“In Germany, people are marching in the streets because they believe that Europe is about to be besieged by Muslims. There is a possibility that they, and even more people will have their views confirmed after the shots against Charlie Hebdo. Those, who want a holy war against the West, can be further angered,” Jagland, who also chairs the Norwegian Nobel Committee, said in an opinion piece published by the Norwegian VG newspaper.
While Sunday's unity rallies in France, attended by more than 3 million people nationwide, could serve as “a wakeup call to be more united”, the situation in Europe remains “scary”, he noted.
According to the Council of Europe head, the worst-case scenario would be if European institutions begin to fall apart.

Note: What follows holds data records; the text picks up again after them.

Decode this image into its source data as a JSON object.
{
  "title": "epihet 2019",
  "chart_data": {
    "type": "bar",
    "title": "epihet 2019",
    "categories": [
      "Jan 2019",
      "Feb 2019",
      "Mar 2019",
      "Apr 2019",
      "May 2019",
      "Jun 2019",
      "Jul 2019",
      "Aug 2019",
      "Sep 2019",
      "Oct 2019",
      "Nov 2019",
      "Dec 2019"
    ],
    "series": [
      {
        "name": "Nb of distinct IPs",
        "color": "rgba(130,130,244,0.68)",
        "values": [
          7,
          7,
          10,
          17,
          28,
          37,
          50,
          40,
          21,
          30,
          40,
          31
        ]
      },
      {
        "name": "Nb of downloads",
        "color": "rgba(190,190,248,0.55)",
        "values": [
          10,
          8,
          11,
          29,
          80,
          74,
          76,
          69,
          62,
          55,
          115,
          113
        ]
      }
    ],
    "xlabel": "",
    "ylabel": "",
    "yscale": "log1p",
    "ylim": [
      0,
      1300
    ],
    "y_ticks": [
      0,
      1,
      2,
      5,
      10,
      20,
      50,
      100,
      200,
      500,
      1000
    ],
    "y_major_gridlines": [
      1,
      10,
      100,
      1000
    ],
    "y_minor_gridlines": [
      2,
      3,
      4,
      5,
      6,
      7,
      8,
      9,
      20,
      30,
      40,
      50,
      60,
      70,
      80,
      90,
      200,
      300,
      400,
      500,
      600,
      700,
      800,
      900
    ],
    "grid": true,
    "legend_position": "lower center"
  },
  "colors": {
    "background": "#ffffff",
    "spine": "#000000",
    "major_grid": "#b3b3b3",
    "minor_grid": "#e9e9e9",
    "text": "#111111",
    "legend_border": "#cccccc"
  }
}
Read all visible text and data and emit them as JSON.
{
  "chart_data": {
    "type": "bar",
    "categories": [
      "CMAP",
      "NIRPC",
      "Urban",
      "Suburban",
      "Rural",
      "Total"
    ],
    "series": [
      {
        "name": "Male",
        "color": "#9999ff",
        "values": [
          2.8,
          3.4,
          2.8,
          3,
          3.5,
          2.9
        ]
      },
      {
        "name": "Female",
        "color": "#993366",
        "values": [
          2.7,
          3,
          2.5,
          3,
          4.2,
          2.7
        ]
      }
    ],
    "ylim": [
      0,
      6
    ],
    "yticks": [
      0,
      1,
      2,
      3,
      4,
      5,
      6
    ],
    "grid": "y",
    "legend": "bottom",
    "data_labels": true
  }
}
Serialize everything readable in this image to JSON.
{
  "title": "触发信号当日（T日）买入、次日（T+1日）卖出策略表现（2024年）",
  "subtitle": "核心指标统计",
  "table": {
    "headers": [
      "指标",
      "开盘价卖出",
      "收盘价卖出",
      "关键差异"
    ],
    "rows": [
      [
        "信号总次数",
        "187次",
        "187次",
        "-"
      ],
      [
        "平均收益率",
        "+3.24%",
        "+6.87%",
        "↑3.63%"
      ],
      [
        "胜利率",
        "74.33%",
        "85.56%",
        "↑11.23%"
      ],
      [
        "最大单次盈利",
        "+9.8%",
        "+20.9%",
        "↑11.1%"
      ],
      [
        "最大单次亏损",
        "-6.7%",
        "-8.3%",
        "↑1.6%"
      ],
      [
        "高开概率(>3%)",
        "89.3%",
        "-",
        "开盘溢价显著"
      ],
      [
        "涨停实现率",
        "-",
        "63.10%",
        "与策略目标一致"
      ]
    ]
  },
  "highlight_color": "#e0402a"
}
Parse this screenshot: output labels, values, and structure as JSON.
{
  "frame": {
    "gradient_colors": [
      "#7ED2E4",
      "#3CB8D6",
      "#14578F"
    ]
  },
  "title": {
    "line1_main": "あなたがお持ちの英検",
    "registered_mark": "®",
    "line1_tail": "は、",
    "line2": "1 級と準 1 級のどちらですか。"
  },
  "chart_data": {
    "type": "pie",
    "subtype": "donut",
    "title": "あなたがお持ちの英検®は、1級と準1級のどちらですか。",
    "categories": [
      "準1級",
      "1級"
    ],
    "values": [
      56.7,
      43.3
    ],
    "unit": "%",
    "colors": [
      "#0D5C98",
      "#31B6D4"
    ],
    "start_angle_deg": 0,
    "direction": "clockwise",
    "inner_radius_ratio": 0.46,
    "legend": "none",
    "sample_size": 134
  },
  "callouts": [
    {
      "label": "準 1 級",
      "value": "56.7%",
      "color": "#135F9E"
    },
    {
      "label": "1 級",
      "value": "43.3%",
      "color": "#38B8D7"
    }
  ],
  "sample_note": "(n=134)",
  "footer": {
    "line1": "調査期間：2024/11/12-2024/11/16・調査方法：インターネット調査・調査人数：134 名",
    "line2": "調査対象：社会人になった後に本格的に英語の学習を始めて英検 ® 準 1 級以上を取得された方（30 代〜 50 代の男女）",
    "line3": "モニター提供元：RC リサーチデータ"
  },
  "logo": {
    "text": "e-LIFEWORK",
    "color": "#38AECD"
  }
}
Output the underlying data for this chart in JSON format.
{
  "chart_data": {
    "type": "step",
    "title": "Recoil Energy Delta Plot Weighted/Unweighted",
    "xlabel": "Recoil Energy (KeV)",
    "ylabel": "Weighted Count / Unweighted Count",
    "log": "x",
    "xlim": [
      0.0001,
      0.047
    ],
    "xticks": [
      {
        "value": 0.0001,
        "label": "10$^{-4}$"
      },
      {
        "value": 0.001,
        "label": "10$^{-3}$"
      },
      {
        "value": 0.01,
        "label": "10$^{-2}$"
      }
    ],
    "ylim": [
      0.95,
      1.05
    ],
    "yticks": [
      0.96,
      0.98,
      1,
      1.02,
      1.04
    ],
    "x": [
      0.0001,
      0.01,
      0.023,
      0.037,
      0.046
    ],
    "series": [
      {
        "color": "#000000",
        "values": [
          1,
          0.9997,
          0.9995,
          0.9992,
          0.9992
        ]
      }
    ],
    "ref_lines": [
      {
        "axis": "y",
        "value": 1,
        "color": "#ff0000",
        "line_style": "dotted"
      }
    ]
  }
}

If the European policy collapses, “the void will be filled by others”, most likely anti-European and anti-immigrant parties, he wrote, warning that “if this happens, the violence from jihadists will increase.”
“I support those who choose to publish the drawings, but let us not develop a culture where everyone is obliged to provoke,” he wrote.
Jagland also noted that while Christianity has “benefited from discussion, even in blasphemous forms, large parts of the Muslim world are not there yet, and definitely not prepared to take this from the outside. Reformation must come from within.”
The Norwegian politician, who previously served as the country’s prime minister, has repeatedly warned of the rise of right-wing movements in Europe. Following the 2011 terrorist attacks in Oslo, which targeted the center-left party he once headed, Jagland urged all European leaders to refrain from using rhetoric that could be exploited by extremists.